En tiempos cercanos, el 1º de noviembre se celebraba el Día de Todos los Santos, hoy borrado de la memoria en los países con mayorías católicas. ¿No hay más santos? Difícil saberlo; habrá algunos, sin duda, que se santifican en el esfuerzo de su trabajo ordinario realizado con esmero, pero la santidad es algo que avergüenza a una multitud que hace de la cultura woke su nueva religión, con inquisición y todo.
¿Y Nueva York, la ciudad más progre, junto con San Francisco, en medio de la profunda religiosidad del interior de los Estados Unidos, no se llena acaso también de luces? Desde el Times Square hasta el aeropuerto, todo tiene forma de árbol de Navidad. Ni qué decir después del último jueves de noviembre, cuando se celebra el Día de Acción de Gracias, esa extraordinaria fiesta patriótica americana. Es el momento bisagra en el que estalla allí el comienzo del tiempo navideño, que marca el advenimiento de un clima de concordia y serenidad.
La comunidad judía, extremadamente fuerte y poderosa en Manhattan y sus alrededores, nunca se ha quejado de las luminarias ni reclamado un apagón en nombre de la neutralidad. La convivencia en la diversidad es algo asumido por todos y la fe –cualquiera que sea– tiene prestigio en la primera potencia del planeta. Después de todo, el cristianismo ayuda a preservar la memoria de los patriarcas y de los acontecimientos más grandes del judaísmo, con su veneración a Abraham, a Moisés, a los profetas, y su permanente conmemoración del paso del Mar Rojo –de la esclavitud a la libertad–, los salmos que se entonan en las celebraciones litúrgicas y la evocación de los lugares sagrados en Israel. Pero, fundamentalmente, la cooperación en la preservación y difusión de los Diez Mandamientos, que representan la Ley Natural sobre la que se apoya la convivencia de los seres humanos.

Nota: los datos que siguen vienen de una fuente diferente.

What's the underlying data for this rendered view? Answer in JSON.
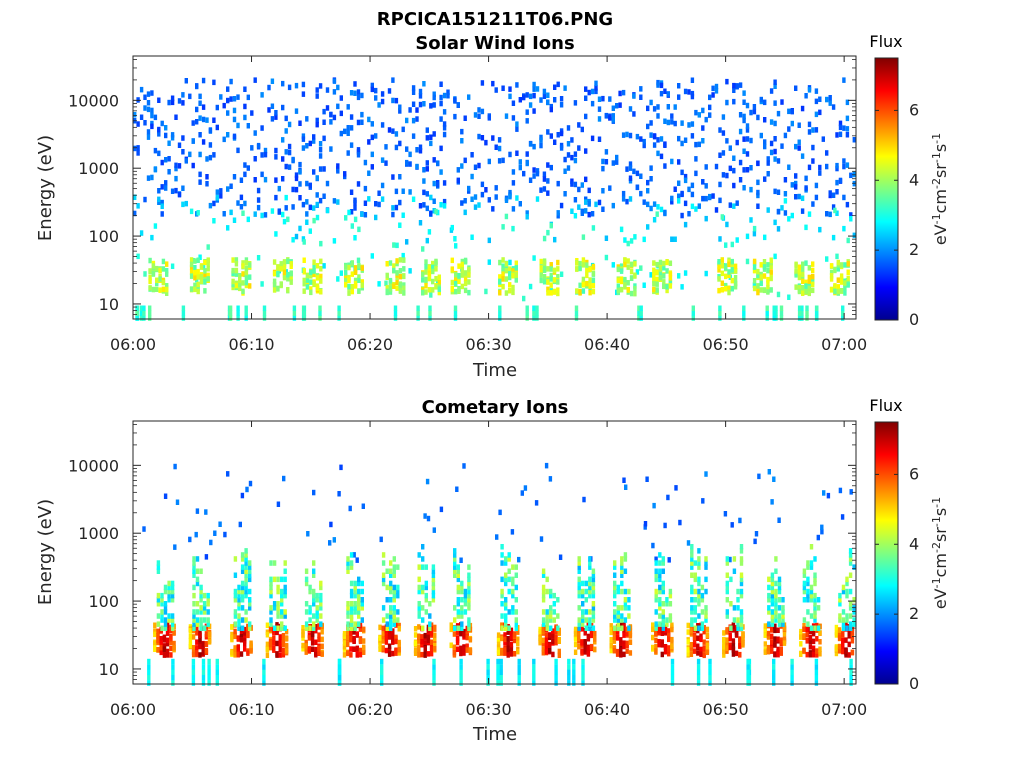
{
  "figure": {
    "title": "RPCICA151211T06.PNG"
  },
  "chart_data": [
    {
      "type": "heatmap",
      "title": "Solar Wind Ions",
      "xlabel": "Time",
      "ylabel": "Energy (eV)",
      "x_ticks": [
        "06:00",
        "06:10",
        "06:20",
        "06:30",
        "06:40",
        "06:50",
        "07:00"
      ],
      "x_range": [
        "06:00",
        "07:01"
      ],
      "y_scale": "log",
      "y_ticks": [
        "10",
        "100",
        "1000",
        "10000"
      ],
      "y_range": [
        6,
        45000
      ],
      "colorbar": {
        "label": "Flux",
        "units": "eV-1cm-2sr-1s-1",
        "units_parts": [
          "eV",
          "-1",
          "cm",
          "-2",
          "sr",
          "-1",
          "s",
          "-1"
        ],
        "range": [
          0,
          7.5
        ],
        "ticks": [
          "0",
          "2",
          "4",
          "6"
        ]
      },
      "features": {
        "bursts_minutes": [
          2,
          5.5,
          9,
          12.5,
          15,
          18.5,
          22,
          25,
          27.5,
          31.5,
          35,
          38,
          41.5,
          44.5,
          50,
          53,
          56.5,
          59.5
        ],
        "background": "sparse blue counts 200–20000 eV; cyan/green/yellow bands 15–60 eV"
      }
    },
    {
      "type": "heatmap",
      "title": "Cometary Ions",
      "xlabel": "Time",
      "ylabel": "Energy (eV)",
      "x_ticks": [
        "06:00",
        "06:10",
        "06:20",
        "06:30",
        "06:40",
        "06:50",
        "07:00"
      ],
      "x_range": [
        "06:00",
        "07:01"
      ],
      "y_scale": "log",
      "y_ticks": [
        "10",
        "100",
        "1000",
        "10000"
      ],
      "y_range": [
        6,
        45000
      ],
      "colorbar": {
        "label": "Flux",
        "units": "eV-1cm-2sr-1s-1",
        "units_parts": [
          "eV",
          "-1",
          "cm",
          "-2",
          "sr",
          "-1",
          "s",
          "-1"
        ],
        "range": [
          0,
          7.5
        ],
        "ticks": [
          "0",
          "2",
          "4",
          "6"
        ]
      },
      "features": {
        "bursts_minutes": [
          2.5,
          5.5,
          9,
          12,
          15,
          18.5,
          21.5,
          24.5,
          27.5,
          31.5,
          35,
          38,
          41,
          44.5,
          47.5,
          50.5,
          54,
          57,
          60
        ],
        "burst_peak_energy_eV": [
          15,
          45
        ],
        "burst_peak_flux": 7,
        "background": "red/orange cores at 15–45 eV with green/cyan spikes up to ~600 eV; sparse blue above"
      }
    }
  ]
}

Es muy cierto lo que dice el escritor Marcelo Birmajer sobre los reiterados intentos en la actualidad de hacer desaparecer de la memoria de la humanidad los Diez Mandamientos, que son la columna moral y jurídica de Occidente, sin la cual se derrumbaría la vida en sociedad y quedaría solo la imposición de los tiranos. El odio a las religiones tradicionales está devastando lo que queda de civilización.
“¿Cómo puede ofenderte un niño que nace en un establo? ¿Cómo va a ofenderte una familia que escapa para defender a ese niño?”, se preguntaba retóricamente la primera ministra de Italia, Georgia Meloni, cuando la Unión Europea intentó llegar a una prohibición del pesebre en los lugares públicos de los países del Viejo Continente, con el argumento de que podía ofender a otras religiones. La censura fracasó. Meloni desafió la prohibición y al poco tiempo fue revertida.
En Buenos Aires no hizo falta una prohibición. Hace muchos años que las luces navideñas se apagaron de los sitios visibles. Algún tímido árbol en una plaza aislada, como mucho, y algún comercio de barrio, porque los grandes comercios céntricos acompañan la nueva oscuridad de la noche porteña.
¿Comercio? ¿De eso se trataba; de las navidades comerciales? Es que también el comercio, con sus vidrieras titilantes, contribuía a la formación de un clima festivo. ¿Y, después de todo, quién puede juzgar las intenciones del que enciende las luces?
La tradición es humildad, es el reconocimiento de que el mundo no comenzó con nosotros, de que existen reglas y costumbres que están por encima de nuestra voluntad, algo que parece cada vez más difícil en un tiempo en el que hay que explicar lo que es obvio.
Y la pluralidad no es la nada, la oscuridad, el conjunto vacío; tampoco las figuras de animalitos en los billetes para eludir los conflictos de la Historia. La pluralidad es la aceptación del otro respetando sus virtudes y tradiciones, aunque no sean las nuestras. Y la Navidad es la Navidad.